- Before Tomorrow (2009)
- "Before Tomorrow is set in 1840 at the perilous moment when white explorers with their strange customs and implements began encroaching on the far north territory occupied by Inuit tribes that had little or no contact with the outside world. This visually transfixing movie is the third in a trilogy that began with the ancient Inuit folk tale The Fast Runner (Atanarjuat) and continued with The Journals of Knud Rasmussen†set in the early 1920s. . . . The movie is a product of Arnait Video Productions, the Women’s Video Workshop of Igloolik. It is the only film in this series to focus on women’s roles as storytellers and repositories of folk wisdom; its perspective might be described as Inuit feminist. . . . Where “The Fast Runner, the most powerful film of the trilogy, told a tough tale of dissension within a tribe, Before Tomorrow succumbs to ethnographic sentimentality in its idyllic depiction of the same world threatened by evil from outside. It tells the story of Ningiuq (Ms. Piujuq Ivalu), a wise old woman, who, with her lifetime friend Kutuujuk (Mary Qulitalik) and 10-year-old grandson, Maniq (Paul-Dylan Ivalu), is transported by kayak to a remote island to spend the final weeks of a bountiful summer drying salmon and caribou meat for the coming winter. . . . Thus begins the struggle of an increasingly fragile woman and a boy on the verge of adolescence to survive the frigid desolation of an Arctic winter. . . . It is not finally a survival tale but a mystical evocation of the power of Inuit mythology, and how the passing down of ancient wisdom can sustain the human spirit in the direst circumstances." (New York Times)
- The Journals of Knud Rasmussen (2006)
- The Isuma Productions "follow-up" to Atanarjuat, a story this time about cultural contact, an issue absent from Atanarjuat. Isuma calls Journals "the first film to visualize the Christianization of indigenous people from their own point of view." One review describes the film this way: "This time their [Kunuk and Cohn] focus is on a pivotal moment in Inuit history when the people first encountered European explorers and Christianity.

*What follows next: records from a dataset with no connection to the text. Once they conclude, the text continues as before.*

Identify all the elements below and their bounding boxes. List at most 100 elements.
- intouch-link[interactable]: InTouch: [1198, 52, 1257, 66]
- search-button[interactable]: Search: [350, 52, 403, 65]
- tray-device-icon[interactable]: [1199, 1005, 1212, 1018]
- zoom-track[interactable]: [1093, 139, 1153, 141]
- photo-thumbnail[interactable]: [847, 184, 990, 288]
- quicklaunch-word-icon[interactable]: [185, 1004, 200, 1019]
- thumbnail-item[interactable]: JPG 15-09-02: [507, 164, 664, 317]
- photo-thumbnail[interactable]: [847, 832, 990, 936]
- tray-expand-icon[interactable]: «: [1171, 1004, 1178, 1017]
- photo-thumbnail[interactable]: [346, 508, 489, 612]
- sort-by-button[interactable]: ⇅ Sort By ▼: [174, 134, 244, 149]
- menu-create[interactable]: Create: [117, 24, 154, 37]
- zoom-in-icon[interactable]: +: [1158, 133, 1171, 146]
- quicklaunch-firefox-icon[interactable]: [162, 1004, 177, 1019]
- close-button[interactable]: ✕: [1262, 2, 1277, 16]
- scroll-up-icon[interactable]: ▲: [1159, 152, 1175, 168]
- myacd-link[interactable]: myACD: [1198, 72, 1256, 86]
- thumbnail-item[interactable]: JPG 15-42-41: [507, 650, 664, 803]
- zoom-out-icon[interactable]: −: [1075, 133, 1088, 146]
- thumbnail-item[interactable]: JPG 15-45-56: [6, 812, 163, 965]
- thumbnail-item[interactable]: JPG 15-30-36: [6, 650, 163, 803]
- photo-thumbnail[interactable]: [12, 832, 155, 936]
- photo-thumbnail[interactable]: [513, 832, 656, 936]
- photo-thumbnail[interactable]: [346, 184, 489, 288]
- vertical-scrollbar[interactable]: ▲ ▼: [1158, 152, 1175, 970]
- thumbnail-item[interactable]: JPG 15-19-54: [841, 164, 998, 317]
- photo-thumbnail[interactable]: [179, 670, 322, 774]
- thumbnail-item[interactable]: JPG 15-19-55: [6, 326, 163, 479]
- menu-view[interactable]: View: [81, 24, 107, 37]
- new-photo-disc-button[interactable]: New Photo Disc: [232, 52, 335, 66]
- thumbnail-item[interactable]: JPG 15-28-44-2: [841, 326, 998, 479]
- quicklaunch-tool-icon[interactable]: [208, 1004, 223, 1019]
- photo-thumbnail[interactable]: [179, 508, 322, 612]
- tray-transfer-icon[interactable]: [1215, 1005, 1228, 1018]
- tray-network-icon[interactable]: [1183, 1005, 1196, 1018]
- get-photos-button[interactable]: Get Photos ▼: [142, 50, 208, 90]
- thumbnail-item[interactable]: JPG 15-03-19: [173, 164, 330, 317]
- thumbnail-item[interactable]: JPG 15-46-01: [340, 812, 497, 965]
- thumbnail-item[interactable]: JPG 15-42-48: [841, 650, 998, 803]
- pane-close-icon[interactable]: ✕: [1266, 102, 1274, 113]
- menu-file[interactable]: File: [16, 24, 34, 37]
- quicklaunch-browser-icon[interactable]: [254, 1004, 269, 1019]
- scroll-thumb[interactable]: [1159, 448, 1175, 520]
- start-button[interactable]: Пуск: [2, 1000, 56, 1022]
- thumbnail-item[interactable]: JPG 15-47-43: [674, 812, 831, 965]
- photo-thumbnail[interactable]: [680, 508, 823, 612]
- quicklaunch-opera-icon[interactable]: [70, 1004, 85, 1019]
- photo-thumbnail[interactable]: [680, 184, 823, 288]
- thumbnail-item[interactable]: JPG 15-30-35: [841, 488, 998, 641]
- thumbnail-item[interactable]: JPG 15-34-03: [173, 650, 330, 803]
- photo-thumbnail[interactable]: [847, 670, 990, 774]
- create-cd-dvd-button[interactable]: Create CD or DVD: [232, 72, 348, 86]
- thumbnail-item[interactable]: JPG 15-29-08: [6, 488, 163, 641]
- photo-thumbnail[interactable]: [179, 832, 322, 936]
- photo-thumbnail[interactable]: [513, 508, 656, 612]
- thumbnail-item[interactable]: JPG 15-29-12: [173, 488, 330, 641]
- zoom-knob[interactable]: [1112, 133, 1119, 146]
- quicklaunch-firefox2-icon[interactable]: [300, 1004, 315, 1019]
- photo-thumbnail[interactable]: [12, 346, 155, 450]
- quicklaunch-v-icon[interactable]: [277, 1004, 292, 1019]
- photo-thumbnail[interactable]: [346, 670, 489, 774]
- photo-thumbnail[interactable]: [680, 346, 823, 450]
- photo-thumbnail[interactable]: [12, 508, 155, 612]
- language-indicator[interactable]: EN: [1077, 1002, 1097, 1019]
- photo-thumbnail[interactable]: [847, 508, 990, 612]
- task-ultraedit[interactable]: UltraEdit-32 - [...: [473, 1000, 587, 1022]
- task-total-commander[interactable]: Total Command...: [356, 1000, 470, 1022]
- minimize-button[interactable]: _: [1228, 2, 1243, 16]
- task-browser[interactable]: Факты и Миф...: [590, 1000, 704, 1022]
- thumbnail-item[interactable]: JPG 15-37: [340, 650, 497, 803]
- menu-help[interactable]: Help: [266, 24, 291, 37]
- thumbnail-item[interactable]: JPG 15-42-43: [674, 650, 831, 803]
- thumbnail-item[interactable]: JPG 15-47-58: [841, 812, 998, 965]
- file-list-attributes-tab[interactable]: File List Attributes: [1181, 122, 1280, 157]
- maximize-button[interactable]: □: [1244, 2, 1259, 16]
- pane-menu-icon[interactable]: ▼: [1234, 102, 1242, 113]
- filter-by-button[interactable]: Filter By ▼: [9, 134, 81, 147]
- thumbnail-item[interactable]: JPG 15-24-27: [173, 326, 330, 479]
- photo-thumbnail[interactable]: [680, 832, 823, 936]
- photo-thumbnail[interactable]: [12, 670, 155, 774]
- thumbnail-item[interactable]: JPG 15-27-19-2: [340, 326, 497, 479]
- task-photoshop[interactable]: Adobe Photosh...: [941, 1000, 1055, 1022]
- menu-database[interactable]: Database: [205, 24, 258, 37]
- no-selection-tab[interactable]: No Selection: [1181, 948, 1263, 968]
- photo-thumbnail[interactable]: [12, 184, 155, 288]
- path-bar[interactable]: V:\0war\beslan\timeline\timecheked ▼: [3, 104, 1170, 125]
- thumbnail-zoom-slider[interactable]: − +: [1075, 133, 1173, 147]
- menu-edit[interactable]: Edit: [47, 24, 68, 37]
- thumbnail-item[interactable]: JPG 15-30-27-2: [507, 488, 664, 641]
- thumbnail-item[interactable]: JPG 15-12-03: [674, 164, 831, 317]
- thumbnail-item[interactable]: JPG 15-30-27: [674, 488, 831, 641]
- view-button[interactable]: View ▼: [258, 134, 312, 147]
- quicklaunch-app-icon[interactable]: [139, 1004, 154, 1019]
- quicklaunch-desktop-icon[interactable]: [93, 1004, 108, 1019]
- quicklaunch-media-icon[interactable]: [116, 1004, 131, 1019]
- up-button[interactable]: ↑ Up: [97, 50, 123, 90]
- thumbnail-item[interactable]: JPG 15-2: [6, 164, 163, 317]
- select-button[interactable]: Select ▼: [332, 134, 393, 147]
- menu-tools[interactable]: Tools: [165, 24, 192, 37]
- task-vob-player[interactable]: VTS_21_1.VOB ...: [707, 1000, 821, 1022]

Around 1922 the Danish explorer and anthropologist Knud Rasmussen journeyed to the Canadian Arctic to record the stories and beliefs of the local tribes, and this quest forms a springboard from which their stories are told within this film."
- Nanook of the North (1922)
- The classic film, widely referred to as the beginning of the documentary genre but now often criticized for its stereotyping, that exhibits the harsh life of one Eskimo family. For years and years, this film was virtually totally responsible for our culture's image of the Inuit. It is specifically referenced negatively by the Inuit filmmakers. Contains such memorable images as the kayak as "clown car" disgorging person after person and Nanook encountering the phonograph machine and biting a record.
- The Savage Innocents (1960)
- More recent than Nanook but just as problematic as a representation of the Inuit and actually mentioned by the makers of Atanarjuat as a film that made them recoil. Anthony Quinn's Inuk is more than slightly daffy; everyone, especially the women, giggle too much; fairly revolting eating and dancing predominate early; vaguely oriental music feels out of place; gender relationships and rituals are often buffoonish; Inuk's first contact with a rifle replaces Nanook's with a phonograph; his shock that his new-born baby has no teeth is ludicrous. Visiting a trading post for the first time introduces Inuk to a white man, the white man's music, dancing, liquor, and a missionary -- whom he accidentally kills because he refuses the friendly offer to "laugh" with his wife according to Eskimo custom. He has broken white man's law, however, and the troopers track him down. Faced with escaping and saving himself or saving a trooper's life and enduring a murder charge, however, Inuk acts unselfishly. That creates a moral dilemma for the trooper that Inuk's wife clears up when she tells him that the white men should bring their wives not their laws to a "strange land."